4 % des Vorjahreseinkommens sind viel Geld. Doch oft wird übersehen, dass Sparer die staatliche Förderung einrechnen dürfen, der Eigenbeitrag sinkt somit um den Betrag der Zulagen. Bei höheren Einkommen profitiert der Sparer zusätzlich von Steuervorteilen: Denn der Eigenbeitrag einschließlich Zulagen ist im Rahmen der Sonderausgaben steuerlich unbeschränkt abzugsfähig. Die Steuerersparnis wird allerdings mit der Zulage verrechnet. Führt beispielsweise der Steuerabzug von 2.100,00 € zu einer Steuerersparnis von 525,00 € und beträgt die Zulage (154,00 € + 300,00 € =) 454,00 €, werden nur noch 71,00 € gesparte Steuern gutgeschrieben.

Fehler Nr. 3: Vorjahreseinkommen nicht berücksichtigt

Die Berechnung des Eigenbeitrags richtet sich nach dem Einkommen im letzten Jahr. Ist das Einkommen in diesem Jahr gesunken, darf also erst im nächsten Jahr die Überweisung auf den Altersvorsorgevertrag vermindert werden, ohne die Zulagen zu gefährden.

Fehler Nr. 4: Einkünfte falsch berechnet

Bei Arbeitnehmern zählt nur das rentenversicherungspflichtige Einkommen (bei Beamten die Dienstbezüge); unberücksichtigt bleiben z.B. Kapitalerträge und Mieteinnahmen. Das Vorjahreseinkommen lässt sich bequem aus der Lohn- und Gehaltsabrechnung Ende des Jahres ablesen. In der gesetzlichen Rentenversicherung pflichtversicherte Selbstständige erhalten von der Deutschen Rentenversicherung entsprechende Mitteilungen.

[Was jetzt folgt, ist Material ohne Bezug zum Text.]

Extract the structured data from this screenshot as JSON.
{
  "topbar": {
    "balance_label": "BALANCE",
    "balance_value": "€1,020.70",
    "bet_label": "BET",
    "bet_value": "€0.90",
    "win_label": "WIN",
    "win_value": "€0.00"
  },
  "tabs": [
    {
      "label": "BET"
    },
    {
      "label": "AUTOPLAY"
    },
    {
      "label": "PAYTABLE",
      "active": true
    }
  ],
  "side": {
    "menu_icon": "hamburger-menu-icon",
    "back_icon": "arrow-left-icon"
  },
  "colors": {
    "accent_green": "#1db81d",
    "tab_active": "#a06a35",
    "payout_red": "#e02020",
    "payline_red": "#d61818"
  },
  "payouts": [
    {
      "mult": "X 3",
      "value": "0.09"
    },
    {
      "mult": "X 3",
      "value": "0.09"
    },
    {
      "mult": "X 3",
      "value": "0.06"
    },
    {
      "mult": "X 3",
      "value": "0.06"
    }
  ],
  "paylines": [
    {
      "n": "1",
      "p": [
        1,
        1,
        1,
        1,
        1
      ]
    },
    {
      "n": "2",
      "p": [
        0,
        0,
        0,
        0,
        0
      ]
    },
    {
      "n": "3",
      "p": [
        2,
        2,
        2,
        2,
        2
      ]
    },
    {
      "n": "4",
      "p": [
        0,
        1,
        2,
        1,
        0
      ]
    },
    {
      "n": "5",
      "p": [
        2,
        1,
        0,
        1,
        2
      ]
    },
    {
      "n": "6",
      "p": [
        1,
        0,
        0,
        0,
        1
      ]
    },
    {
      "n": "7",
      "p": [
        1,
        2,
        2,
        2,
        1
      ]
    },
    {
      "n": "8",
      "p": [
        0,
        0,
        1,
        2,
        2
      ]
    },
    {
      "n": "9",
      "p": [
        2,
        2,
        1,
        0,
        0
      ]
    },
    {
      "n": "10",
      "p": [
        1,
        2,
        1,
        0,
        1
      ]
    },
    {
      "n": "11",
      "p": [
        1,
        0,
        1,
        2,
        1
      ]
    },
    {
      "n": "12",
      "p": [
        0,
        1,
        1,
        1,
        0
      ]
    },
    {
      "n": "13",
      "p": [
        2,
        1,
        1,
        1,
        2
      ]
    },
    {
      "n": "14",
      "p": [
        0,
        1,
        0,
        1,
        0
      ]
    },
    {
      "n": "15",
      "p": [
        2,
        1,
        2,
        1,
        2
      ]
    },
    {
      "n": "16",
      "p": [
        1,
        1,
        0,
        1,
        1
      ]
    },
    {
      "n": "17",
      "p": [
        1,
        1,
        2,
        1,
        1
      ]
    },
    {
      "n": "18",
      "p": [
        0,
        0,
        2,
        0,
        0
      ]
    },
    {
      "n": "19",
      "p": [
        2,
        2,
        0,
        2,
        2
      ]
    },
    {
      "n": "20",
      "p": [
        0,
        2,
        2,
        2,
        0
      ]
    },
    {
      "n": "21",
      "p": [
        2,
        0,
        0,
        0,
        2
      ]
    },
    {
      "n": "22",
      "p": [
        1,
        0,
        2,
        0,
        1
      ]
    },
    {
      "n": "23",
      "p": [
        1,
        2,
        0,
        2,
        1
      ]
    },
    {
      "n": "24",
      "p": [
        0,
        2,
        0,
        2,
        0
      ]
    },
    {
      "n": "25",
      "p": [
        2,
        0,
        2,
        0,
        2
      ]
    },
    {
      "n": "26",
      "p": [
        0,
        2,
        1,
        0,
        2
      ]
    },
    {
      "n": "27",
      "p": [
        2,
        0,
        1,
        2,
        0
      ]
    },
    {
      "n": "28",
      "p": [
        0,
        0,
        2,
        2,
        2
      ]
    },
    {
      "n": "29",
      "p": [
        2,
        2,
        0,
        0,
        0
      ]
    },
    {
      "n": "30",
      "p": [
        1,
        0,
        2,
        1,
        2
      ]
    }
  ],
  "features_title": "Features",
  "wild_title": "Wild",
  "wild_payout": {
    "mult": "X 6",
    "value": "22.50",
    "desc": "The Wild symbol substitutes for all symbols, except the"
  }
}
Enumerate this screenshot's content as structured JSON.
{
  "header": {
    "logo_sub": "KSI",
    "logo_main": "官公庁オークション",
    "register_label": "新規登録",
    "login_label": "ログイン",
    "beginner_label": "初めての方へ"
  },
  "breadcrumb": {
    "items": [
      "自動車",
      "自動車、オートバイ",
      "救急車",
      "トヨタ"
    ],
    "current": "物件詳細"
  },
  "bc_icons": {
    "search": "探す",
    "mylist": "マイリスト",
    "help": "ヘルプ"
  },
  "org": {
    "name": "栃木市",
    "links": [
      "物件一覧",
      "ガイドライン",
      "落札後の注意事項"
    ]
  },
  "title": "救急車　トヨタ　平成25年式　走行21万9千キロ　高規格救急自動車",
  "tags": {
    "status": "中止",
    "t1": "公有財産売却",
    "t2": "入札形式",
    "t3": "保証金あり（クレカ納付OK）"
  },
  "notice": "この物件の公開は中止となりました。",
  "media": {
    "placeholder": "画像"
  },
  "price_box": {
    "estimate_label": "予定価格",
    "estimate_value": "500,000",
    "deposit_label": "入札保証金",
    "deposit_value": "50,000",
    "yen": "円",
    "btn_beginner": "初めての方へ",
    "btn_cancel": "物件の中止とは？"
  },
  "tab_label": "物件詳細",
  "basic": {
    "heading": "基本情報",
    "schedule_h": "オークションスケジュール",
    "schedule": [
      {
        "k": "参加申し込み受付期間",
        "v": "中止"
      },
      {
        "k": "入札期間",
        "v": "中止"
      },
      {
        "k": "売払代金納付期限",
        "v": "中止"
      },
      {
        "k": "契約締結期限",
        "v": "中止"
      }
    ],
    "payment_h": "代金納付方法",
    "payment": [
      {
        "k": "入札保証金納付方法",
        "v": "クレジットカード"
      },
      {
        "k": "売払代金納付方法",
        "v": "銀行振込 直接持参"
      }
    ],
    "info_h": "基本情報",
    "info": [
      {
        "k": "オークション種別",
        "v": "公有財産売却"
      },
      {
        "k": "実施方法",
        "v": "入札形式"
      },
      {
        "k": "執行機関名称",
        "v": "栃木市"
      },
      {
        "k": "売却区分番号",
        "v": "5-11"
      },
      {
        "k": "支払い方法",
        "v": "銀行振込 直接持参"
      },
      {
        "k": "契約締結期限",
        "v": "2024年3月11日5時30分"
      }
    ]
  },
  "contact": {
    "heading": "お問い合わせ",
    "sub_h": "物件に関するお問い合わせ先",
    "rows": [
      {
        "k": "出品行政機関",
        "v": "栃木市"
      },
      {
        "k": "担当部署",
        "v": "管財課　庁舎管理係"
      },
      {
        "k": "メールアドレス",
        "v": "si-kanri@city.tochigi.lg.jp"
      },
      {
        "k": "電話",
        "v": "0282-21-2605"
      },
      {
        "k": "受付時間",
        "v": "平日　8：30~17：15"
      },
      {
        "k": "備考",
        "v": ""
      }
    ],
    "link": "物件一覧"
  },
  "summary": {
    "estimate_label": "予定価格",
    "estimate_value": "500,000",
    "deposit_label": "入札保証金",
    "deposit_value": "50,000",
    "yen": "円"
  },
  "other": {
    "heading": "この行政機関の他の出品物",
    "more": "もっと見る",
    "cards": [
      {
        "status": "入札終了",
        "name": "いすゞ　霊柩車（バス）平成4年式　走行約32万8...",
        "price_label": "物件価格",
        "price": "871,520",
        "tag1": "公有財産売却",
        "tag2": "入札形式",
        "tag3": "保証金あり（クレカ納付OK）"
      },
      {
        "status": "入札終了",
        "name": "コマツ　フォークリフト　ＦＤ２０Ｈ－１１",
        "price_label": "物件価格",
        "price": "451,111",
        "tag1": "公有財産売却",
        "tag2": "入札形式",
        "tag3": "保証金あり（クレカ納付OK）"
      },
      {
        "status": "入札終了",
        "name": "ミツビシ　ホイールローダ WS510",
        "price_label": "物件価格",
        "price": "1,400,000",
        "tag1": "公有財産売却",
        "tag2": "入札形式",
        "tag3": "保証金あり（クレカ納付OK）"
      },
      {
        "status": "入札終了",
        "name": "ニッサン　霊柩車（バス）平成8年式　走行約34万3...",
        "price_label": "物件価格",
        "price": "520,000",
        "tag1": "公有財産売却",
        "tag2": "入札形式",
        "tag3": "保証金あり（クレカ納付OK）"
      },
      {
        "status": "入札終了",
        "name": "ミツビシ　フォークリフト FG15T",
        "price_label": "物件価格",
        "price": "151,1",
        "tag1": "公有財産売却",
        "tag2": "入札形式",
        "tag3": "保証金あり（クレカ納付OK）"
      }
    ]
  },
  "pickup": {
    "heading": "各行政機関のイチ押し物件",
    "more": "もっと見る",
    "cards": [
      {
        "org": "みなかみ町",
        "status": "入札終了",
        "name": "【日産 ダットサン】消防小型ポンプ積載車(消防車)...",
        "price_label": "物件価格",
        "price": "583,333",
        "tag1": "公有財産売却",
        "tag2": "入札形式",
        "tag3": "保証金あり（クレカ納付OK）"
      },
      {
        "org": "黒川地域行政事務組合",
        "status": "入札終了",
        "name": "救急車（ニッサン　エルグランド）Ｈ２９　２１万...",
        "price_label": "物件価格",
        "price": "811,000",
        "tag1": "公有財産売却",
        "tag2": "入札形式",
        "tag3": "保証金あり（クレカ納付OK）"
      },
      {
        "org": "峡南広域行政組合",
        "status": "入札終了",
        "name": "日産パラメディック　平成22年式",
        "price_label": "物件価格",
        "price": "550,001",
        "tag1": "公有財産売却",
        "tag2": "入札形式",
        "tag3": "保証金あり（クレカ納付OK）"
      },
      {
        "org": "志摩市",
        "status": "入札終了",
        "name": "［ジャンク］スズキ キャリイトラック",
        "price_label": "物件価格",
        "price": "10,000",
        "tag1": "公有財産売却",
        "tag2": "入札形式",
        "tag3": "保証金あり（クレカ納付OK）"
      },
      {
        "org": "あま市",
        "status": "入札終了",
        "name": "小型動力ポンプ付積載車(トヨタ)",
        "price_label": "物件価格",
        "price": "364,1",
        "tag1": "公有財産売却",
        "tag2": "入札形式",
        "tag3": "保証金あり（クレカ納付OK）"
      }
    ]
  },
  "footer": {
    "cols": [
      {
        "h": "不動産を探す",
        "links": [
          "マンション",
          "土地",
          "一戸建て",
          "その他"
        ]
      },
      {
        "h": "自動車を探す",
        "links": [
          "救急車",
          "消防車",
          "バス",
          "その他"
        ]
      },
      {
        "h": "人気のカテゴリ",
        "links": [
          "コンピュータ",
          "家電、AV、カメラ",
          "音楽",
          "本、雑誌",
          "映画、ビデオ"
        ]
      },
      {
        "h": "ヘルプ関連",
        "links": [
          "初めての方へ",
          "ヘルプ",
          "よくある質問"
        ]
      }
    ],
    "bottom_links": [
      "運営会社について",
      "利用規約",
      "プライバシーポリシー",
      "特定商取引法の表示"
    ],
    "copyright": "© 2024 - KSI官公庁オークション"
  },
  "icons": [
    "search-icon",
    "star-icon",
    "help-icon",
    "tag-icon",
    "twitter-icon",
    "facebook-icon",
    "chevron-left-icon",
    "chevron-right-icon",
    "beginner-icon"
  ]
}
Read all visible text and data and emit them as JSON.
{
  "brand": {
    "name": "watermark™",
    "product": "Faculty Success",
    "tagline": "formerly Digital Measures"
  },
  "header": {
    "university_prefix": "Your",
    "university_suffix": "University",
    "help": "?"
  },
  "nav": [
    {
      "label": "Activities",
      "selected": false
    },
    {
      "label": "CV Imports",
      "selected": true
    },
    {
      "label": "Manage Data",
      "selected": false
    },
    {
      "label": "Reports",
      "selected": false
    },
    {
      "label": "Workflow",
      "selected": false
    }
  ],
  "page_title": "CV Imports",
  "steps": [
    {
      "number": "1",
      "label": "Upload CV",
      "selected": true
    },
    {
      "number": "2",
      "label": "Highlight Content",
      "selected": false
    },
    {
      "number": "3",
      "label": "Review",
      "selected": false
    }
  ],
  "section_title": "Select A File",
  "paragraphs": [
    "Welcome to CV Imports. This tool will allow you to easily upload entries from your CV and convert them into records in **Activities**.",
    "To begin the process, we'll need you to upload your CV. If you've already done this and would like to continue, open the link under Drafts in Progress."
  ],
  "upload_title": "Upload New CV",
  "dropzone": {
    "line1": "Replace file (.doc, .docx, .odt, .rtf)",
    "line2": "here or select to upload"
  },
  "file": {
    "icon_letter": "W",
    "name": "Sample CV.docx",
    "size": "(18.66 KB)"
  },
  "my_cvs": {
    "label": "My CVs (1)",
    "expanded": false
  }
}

Fehler Nr. 5: Mindesteigenbeitrag von 60,00 € pro Jahr nicht eingezahlt

Als absolute Untergrenze müssen Geringverdiener, Arbeitslose und Sparer mit abgeleitetem Zulagenanspruch wie z.B. Ehegatten mindestens 60,00 € pro Jahr einzahlen, um die volle Zulage zu erhalten. Sog. beitragsfreie Null-Verträge für verheiratete Partner gibt es nicht mehr, auch sie müssen nach einer gesetzlichen Änderung mindestens 60,00 € pro Jahr in ihre Riester-Rente einzahlen, um die Zulagen ungekürzt zu erhalten.